Similar to human-specific insurance, not all pet insurance plans are the same. Some plans will cover the total cost of surgery, and others will only cover vet visits. Regardless, most plans will expect you to pay out of pocket before receiving reimbursement.
Before buying an insurance plan, research if they have the following money-saving inclusions or expensive exclusions.
What Does Pet Insurance Cover?
Pet insurance will typically cover medical costs for your cat or dog if they become unexpectedly sick or are in an accident.
Most pet insurance is specifically made for dogs and cats, but some companies will offer “exotic pet insurance,” which typically covers birds, rodents, and reptiles.
With that said, there are many things that won’t be included. To ensure you’re investing in the best pet insurance, make sure it covers routine care.
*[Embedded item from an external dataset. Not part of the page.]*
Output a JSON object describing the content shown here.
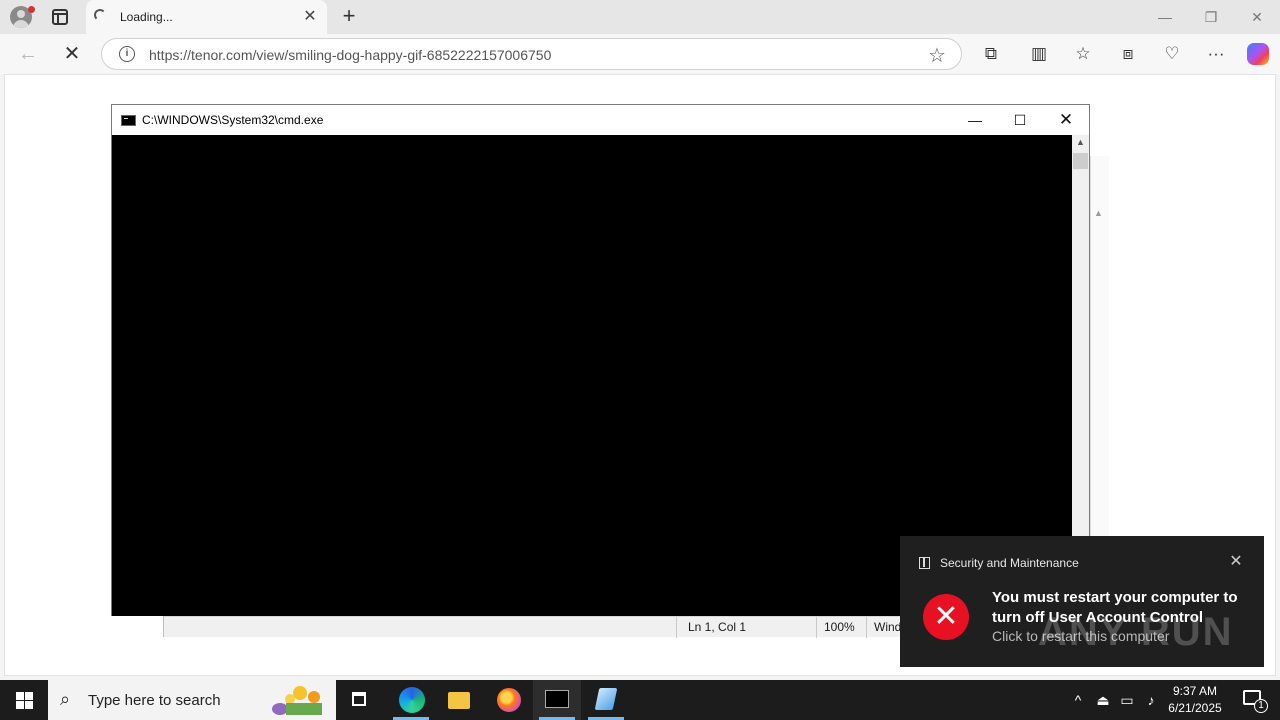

Unfortunately, you’re unlikely to find an insurance company that will cover pre-existing health conditions, so purchase pet insurance as soon as you adopt your furry friend. Otherwise, you may not be able to afford their treatment.
Does Pet Insurance Use a Tiered System?
Yes, most pet insurance companies use a tiered system. Unfortunately, there is no classification or standard tier structure offered across all pet insurance companies. Therefore, no “basic” or “premium” coverage provides the exact same inclusions.
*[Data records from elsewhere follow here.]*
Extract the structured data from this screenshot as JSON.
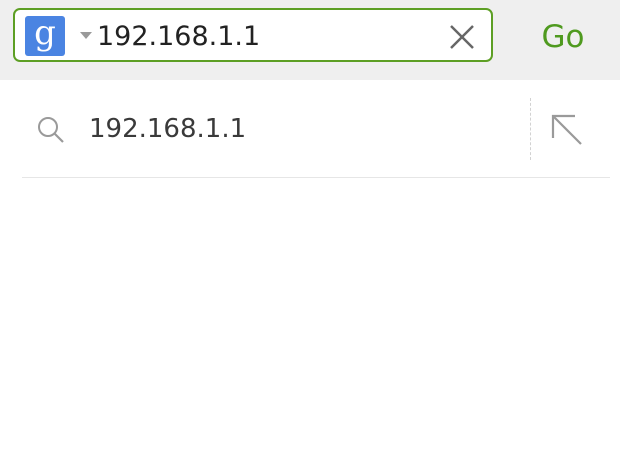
{
  "search_bar": {
    "engine_logo_letter": "g",
    "engine_icon": "google-logo-icon",
    "query_value": "192.168.1.1",
    "clear_icon": "close-icon",
    "go_label": "Go"
  },
  "suggestions": [
    {
      "icon": "search-icon",
      "text": "192.168.1.1",
      "action_icon": "arrow-up-left-icon"
    }
  ],
  "colors": {
    "accent_green": "#5d9f24",
    "go_text": "#4f9a1f",
    "engine_blue": "#4a84e2",
    "top_bar_bg": "#efefef"
  }
}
Always research each company individually before buying into coverage that may not provide your pet what they need.
Common Insurance Plans and Inclusions
Most insurance plans will tier their plan structure similar to the following:
- Accident-Only: Covers injuries or accidents, like ingesting foreign objects, poisons, or if your pet has experienced a ligament tear or other injury from being hit by a car.
- Accident + Illness: Covers everything in the accident-only plan and adds illnesses like cancer, allergies, digestive issues, or infections to the inclusions list.
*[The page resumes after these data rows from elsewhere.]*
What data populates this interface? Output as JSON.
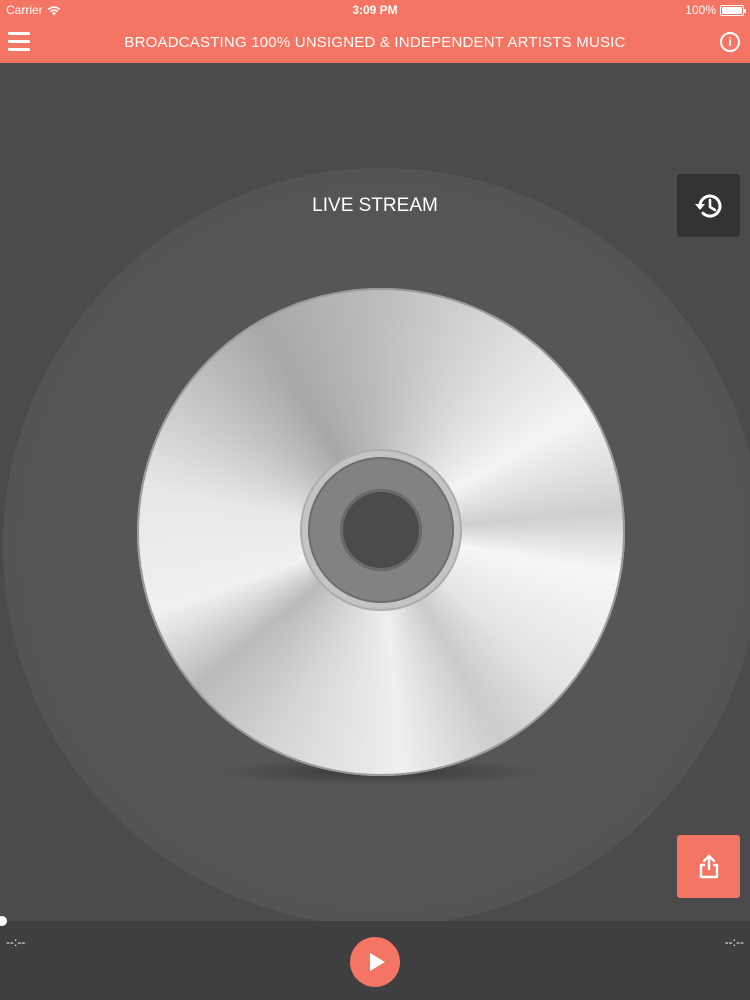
{
  "status_bar": {
    "carrier": "Carrier",
    "time": "3:09 PM",
    "battery": "100%",
    "battery_level": 1.0
  },
  "nav": {
    "title": "BROADCASTING 100% UNSIGNED & INDEPENDENT ARTISTS MUSIC",
    "menu_icon": "hamburger-menu-icon",
    "info_icon": "info-icon",
    "info_symbol": "i"
  },
  "main": {
    "stream_title": "LIVE STREAM",
    "history_icon": "history-icon",
    "share_icon": "share-icon"
  },
  "player": {
    "elapsed": "--:--",
    "remaining": "--:--",
    "progress": 0,
    "play_icon": "play-icon"
  },
  "colors": {
    "accent": "#f47563",
    "background": "#4b4b4d",
    "player_bar": "#3f3f41",
    "history_button": "#333335",
    "text": "#ffffff"
  }
}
- Embedded Wellness: Covers accidents, illnesses and may cover heartworm prevention, dietary consultation, vaccinations, cremation and burial, dental care, and flea and tick medication. These plans are typically the most comprehensive and expensive.
- Add-Ons: Some plans may offer additional add-ons to other plans. These add-ons are usually for illnesses like cancer. Some insurers will only offer illness plans as an add-on. Pet plans may also cover test/diagnostics, surgery, and emergency exam fees.
In general, most pet insurance plans will cover expenses in the above categories as long as they aren’t related to a pre-existing medical condition. However, if your pet is deemed healthy after their first medical exam and then they develop a condition, they may still be covered.
Common Insurance Plan Exclusions
Although insurance companies are in the business of helping your pet, they are also not interested in losing money. Like human insurance, pet insurance companies won’t cover your animal’s pre-existing health condition, excluding the following scenario.
Say a 6-month old puppy starts to develop respiratory problems after their initial medical examination. You find that they have manageable asthma through medication, but you applied for pet insurance that covered medication beforehand. Although your puppy will have asthma for the rest of their life, they will still be covered for their asthma.
However, if your puppy belongs to a breed known for having asthma, you may not be so lucky. You’d be completely out of luck if you bought insurance after they were diagnosed.
In the end, buying insurance won’t benefit your pet or wallet if you’re looking to cover pets that are older or have pre-existing health conditions. However, you may still be covered for:
- Chiropractic Medicine
- Behavioral Modification
- Lost Pet Advertising
- Alternative Therapies
Keep in mind that a pet insurance company will cover curable conditions after a certain waiting period with no returning symptoms. Pre-existing conditions also won’t prevent your pet from receiving any insurance. Their insurance will just exclude all conditions that already exist.